AI citations are won by verifiability, not scarcity

Most companies publishing about generative search optimization have never tested their own advice against an unbiased reviewer. We did — and the audit overturned one of our own assumptions about how content earns citations in AI answers. This is what we found, and what we changed because of it.

The short version

We had been building toward a single idea: make content that a competitor cannot reproduce, and AI engines will cite it because it is the only source for that information. It sounds right. It is half wrong.

When we put our method in front of independent reviewers with no knowledge of who built it, the verdict was consistent: engineering content to be non-reproducible optimizes for a business moat, not for a citation. Answer engines do not cite the rarest source. They cite the source that is easiest to verify and is corroborated elsewhere. Those are different goals, and we had been conflating them.

What the evidence actually says

Two findings did the most to change our mind, and both are worth checking yourself rather than taking on our word.

The first is from a peer-reviewed study (Aggarwal et al., presented at KDD 2024), which tested content interventions across thousands of queries on a generative-engine benchmark. The interventions that moved AI visibility the most were adding statistics and citing sources — each lifting visibility on the order of 30–40%. The lift came from the number being present and attributed, not from it being secret.

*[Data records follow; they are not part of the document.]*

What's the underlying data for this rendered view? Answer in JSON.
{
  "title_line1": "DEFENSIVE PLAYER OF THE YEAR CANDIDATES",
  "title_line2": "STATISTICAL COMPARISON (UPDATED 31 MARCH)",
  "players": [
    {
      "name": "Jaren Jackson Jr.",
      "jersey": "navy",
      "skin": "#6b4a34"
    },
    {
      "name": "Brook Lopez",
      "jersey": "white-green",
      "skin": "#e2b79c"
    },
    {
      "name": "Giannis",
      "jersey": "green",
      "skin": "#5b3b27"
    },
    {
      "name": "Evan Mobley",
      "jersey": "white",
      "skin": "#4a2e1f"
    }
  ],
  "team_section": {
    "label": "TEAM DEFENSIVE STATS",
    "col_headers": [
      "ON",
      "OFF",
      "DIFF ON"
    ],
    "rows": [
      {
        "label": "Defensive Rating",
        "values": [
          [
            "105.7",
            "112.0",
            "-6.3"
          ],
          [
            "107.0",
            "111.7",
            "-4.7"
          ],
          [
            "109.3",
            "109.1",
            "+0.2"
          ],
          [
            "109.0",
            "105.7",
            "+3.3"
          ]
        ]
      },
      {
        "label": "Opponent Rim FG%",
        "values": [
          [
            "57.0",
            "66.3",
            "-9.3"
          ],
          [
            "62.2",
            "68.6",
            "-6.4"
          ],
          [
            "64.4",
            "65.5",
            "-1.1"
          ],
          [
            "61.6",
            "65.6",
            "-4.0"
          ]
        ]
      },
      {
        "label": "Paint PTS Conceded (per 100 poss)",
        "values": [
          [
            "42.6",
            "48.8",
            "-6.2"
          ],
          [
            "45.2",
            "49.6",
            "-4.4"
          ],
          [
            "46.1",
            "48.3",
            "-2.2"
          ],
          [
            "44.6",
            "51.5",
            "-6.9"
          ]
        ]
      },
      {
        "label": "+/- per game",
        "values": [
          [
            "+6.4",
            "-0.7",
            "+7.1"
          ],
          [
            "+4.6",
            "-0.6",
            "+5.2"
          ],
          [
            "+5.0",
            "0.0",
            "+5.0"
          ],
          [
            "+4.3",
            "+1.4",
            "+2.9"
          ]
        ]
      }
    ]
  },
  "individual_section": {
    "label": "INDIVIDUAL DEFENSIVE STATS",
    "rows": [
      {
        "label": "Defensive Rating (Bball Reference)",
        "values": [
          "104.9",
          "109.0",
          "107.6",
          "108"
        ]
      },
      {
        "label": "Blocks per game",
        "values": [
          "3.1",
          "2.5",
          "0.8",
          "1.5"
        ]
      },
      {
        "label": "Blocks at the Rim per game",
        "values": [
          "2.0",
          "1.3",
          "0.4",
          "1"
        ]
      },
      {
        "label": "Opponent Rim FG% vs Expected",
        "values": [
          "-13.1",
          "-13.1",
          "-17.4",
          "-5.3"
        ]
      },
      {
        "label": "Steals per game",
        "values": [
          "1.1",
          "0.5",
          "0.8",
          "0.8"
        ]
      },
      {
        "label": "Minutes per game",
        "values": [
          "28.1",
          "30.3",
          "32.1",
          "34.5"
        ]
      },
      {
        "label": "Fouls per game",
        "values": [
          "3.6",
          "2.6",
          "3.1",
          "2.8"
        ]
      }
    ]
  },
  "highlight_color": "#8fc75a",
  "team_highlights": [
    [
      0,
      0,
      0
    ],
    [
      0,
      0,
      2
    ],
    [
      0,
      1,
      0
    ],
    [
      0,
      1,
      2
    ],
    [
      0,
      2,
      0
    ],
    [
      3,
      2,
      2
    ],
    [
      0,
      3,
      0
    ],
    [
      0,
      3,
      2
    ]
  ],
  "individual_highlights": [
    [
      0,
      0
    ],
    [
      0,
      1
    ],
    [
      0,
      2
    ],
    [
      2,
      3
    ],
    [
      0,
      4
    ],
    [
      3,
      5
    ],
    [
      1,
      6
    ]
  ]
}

The second is a pattern reported across multiple 2025–2026 corpus analyses of AI Overview and Perplexity citations: a large majority of citations point to third-party sources rather than a brand's own domain, and sources that appear across several independent places are cited more often than sources that appear in only one. We treat the exact percentages from vendor studies as directional, not laboratory-grade — but the direction is consistent enough to act on.

Put together: a figure that exists in only one place, deliberately unverifiable from the outside, is not a citation magnet. It is the weakest position to be cited from.

What this means in practice

Here is the distinction we now hold, and it is the whole lesson:

For your business, non-reproducibility is the moat. A metric computed from your own data, that a competitor cannot recompute without your data, is a genuine advantage. Keep the underlying data private. That is real and worth protecting.
For the citation, verifiability is the lever. Publish the method behind that metric — the segment it covers, the sample size, the date it was measured, the public benchmark it is compared against — so a reader, or an answer engine, can see exactly how it was reached and trust it enough to quote. The raw data stays yours; the method is shown.

The mistake is hiding the method to protect the moat. You can do both: private data, public method.

The honest part

We are saying this as a company that got it wrong on its own site first. Our earlier writing leaned on "no one else can reproduce this" as if that alone earned citations. It does not. We changed our public method pages to lead with verifiability, and we are rebuilding the part of our system that publishes the method alongside every original figure.

We measure our own output the way we would measure anyone's: does it say something new, does every number check out against its source, and would a person believe a human wrote it. When a piece falls short of that, we hold it rather than publish it. This one cleared the bar because every claim above can be checked — the study is named, the pattern is sourced, and the reasoning is something you can disagree with.

What to take away

If you publish original data to win AI citations, do not stop at "we have data no one else has." Show the work. Name the method, the sample, the date, and the benchmark. Keep the rows private and make the reasoning public. The source that is easiest to verify — not the rarest — is the one that gets cited.

Last updated: June 2026. Sources: Aggarwal et al., "Generative Engine Optimization," KDD 2024; 2025–2026 corpus analyses of AI Overview and Perplexity citation patterns (directional). Method: this article was reviewed against an internal standard requiring every figure to be matched to a named source before publication.